In all, 46 people were caught up in the police dragnet, although not quite all of them were arrested that morning. They included Kizzie's husband, a white man named William "Cash" Love, her brothers Donnie and Kareem, her sister Tonya, an uncle and five cousins. To believe the indictments subsequently handed down by the district attorney's office, these impoverished farming people were running a high-class racket in powder cocaine. Each of them, prosecutors maintained, had been caught selling the stuff to an undercover narcotics agent called Tom Coleman. Kizzie White, for example, was accused of selling to Coleman no fewer than seven times.
The accusations seemed beyond a joke. After all, none of the 46 people arrested showed the slightest outward sign of material gain that would surely come from the heady lifestyle of a cocaine dealer. When they were arrested, police found no money, no weapons and no trace of illicit drugs of any kind at their houses. There were no fingerprints on the drugs that had been seized. The authorities subsequently failed to produce any photographs, tape-recordings or other concrete evidence that the alleged drug trades had taken place at all.

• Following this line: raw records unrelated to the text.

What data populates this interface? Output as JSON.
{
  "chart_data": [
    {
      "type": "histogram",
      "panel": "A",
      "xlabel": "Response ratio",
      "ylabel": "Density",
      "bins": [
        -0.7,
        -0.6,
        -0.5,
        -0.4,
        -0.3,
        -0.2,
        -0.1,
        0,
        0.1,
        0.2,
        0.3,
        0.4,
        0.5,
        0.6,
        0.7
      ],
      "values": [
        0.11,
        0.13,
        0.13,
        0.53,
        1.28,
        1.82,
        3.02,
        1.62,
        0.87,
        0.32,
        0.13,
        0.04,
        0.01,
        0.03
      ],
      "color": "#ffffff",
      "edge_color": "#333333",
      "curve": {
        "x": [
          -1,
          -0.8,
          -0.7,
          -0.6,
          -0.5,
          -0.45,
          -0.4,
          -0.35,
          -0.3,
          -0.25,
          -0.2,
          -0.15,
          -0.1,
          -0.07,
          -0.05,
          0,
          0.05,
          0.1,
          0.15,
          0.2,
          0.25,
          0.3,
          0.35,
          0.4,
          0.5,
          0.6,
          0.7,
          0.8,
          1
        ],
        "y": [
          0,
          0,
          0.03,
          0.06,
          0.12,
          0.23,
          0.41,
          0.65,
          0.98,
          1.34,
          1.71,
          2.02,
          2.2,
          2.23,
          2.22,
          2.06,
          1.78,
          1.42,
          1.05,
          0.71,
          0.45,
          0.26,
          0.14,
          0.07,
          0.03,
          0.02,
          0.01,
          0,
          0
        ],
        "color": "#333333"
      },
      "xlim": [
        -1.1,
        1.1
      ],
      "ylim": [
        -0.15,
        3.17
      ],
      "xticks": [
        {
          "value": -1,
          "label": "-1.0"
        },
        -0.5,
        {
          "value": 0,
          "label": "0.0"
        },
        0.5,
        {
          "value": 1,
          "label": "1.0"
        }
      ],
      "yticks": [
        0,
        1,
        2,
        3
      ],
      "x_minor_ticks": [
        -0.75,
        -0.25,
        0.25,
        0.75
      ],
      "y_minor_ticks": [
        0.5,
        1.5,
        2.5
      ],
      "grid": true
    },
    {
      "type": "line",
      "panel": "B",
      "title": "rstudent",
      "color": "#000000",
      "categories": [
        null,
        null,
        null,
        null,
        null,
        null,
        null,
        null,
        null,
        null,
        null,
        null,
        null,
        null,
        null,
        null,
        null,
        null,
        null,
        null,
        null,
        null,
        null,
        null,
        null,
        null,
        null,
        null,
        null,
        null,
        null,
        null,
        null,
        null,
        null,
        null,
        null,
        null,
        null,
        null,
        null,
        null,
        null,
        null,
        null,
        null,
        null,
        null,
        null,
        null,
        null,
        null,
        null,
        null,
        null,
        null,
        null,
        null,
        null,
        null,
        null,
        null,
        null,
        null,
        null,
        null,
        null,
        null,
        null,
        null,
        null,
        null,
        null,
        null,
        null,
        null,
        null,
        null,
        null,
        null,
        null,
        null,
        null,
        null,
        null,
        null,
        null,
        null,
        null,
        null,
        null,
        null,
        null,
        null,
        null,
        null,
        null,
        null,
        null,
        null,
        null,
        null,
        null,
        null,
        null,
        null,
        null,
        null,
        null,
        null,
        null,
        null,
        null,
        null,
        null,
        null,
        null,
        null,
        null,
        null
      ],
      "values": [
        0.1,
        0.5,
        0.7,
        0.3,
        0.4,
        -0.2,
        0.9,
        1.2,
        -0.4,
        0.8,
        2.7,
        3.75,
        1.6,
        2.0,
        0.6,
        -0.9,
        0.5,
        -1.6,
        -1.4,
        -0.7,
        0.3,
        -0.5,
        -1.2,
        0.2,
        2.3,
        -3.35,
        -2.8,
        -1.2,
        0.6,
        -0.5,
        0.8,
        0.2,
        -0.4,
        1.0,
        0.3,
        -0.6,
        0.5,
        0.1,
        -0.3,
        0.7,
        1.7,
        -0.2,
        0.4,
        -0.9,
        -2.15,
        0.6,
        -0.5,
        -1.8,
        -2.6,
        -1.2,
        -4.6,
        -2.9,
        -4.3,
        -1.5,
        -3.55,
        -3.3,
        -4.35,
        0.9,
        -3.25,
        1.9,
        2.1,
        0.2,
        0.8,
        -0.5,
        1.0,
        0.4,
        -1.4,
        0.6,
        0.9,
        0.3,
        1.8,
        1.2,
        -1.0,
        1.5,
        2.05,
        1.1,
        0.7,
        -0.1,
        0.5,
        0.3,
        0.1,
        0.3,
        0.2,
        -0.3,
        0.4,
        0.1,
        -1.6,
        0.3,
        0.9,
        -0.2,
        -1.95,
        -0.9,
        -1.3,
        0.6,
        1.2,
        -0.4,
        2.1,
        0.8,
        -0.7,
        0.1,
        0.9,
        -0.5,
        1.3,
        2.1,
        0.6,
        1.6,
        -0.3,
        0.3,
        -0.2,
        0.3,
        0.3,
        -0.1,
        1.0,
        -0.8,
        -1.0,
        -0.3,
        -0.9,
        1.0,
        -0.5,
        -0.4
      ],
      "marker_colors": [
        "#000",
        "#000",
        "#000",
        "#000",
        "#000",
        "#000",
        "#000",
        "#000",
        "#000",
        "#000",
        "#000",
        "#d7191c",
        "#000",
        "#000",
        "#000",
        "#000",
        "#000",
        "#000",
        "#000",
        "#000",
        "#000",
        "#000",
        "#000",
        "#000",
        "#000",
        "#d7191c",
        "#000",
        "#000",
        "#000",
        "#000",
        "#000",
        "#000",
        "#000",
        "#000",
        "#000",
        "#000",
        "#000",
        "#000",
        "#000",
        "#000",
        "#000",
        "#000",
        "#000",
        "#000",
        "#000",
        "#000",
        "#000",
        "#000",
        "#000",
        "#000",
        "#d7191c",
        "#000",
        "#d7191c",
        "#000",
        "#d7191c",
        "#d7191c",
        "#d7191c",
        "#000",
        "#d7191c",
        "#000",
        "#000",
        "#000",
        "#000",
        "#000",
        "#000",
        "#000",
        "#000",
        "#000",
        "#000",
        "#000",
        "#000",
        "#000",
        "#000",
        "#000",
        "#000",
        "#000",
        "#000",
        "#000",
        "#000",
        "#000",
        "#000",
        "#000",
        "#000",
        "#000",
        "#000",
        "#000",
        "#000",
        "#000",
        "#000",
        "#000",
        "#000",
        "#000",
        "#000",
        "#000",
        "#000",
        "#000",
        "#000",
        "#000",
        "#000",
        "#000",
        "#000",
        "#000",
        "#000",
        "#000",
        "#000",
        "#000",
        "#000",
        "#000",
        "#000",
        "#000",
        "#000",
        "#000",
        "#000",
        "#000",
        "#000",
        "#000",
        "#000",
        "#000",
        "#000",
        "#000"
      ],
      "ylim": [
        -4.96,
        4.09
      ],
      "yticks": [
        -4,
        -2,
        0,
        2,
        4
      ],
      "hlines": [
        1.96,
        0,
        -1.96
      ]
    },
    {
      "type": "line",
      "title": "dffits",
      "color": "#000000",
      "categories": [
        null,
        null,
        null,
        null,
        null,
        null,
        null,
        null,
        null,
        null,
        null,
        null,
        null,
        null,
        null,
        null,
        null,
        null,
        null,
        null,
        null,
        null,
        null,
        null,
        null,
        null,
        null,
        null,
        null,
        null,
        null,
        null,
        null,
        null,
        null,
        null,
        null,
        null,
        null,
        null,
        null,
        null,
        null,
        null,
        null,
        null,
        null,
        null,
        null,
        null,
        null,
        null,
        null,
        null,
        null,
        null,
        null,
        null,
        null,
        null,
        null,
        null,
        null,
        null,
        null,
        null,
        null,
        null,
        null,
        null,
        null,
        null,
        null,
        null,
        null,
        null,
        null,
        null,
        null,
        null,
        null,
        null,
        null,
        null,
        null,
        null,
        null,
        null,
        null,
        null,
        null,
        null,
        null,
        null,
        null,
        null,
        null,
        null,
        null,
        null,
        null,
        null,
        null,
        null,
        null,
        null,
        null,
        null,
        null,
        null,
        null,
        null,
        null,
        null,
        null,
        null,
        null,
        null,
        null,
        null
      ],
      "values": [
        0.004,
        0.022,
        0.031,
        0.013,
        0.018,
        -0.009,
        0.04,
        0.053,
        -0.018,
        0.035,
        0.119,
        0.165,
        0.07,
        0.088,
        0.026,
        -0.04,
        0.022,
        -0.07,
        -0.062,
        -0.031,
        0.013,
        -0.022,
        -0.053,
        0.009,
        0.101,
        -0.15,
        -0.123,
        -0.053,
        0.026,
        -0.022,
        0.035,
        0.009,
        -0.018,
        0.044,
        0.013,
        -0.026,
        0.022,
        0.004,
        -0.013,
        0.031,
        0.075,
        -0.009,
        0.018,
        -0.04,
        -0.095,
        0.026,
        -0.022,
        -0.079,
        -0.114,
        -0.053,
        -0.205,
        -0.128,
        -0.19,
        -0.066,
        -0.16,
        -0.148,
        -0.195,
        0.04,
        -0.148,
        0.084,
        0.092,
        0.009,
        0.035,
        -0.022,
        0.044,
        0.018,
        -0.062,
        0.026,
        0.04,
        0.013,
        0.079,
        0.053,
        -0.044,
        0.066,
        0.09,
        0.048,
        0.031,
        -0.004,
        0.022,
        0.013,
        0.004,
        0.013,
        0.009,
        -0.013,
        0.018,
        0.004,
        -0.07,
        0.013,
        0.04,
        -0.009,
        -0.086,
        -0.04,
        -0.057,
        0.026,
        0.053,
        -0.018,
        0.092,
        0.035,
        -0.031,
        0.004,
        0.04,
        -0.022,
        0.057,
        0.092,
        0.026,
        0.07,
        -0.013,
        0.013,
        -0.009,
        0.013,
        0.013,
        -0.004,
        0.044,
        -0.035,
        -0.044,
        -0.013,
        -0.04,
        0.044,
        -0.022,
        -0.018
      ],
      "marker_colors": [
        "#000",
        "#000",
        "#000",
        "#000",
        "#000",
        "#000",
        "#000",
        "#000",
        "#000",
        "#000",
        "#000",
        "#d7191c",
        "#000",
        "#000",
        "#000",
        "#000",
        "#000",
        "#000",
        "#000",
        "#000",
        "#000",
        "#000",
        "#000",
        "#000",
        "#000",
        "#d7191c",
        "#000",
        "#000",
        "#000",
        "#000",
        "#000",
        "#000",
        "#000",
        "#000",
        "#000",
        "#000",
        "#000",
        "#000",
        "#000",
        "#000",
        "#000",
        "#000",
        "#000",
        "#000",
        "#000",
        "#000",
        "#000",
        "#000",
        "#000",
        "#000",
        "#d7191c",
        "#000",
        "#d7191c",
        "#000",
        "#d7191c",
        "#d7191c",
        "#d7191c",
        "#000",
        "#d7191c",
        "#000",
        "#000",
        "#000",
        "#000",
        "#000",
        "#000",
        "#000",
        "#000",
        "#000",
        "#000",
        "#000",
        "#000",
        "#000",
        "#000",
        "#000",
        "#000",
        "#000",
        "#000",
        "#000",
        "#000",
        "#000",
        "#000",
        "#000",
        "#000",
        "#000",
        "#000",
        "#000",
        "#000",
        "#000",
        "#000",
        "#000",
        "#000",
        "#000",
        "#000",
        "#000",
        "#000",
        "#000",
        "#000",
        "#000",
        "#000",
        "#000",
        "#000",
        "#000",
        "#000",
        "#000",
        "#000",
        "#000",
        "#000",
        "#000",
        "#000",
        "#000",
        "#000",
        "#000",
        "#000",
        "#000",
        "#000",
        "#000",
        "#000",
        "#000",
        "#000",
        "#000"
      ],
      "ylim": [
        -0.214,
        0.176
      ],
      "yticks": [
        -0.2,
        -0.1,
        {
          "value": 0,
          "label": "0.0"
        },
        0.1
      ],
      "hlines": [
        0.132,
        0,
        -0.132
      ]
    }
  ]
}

By now – with the issue finally commanding national attention, including a recent series of hard-hitting op-ed pieces in The New York Times and a clutch of high-society fundraising events on the East Coast to keep the legal defence battle going – it is clear the accusations were a joke. And yet their cases proceeded through the court system, often with terrifying efficiency. Kizzie was sent away for 25 years. Her brother Kareem got 60. Her brother Donnie, who admitted a history of crack cocaine use but insisted he was not a dealer, went down for 12 years. The man fingered as the alleged ring-leader of the cocaine racket, a 57-year-old pig farmer called Joe Moore, was given 99 years even though he was charged with just two counts of selling an eight-ball (about 3.5 grams, or $200 worth) to Agent Coleman. Even worse off than him was Cash Love, Kizzie's husband and the only defendant accused of making any sizeable sale. Accused by Coleman of selling a whole ounce of cocaine, on top of a number of smaller deliveries, he was sentenced to 434 years in state prison. (Could he have been treated with such mercilessness because his inter-racial marriage was abhorrent to mainstream opinion in Tulia? His family certainly thinks so.)
Everyone involved in prosecuting these cases should be the ones in prison.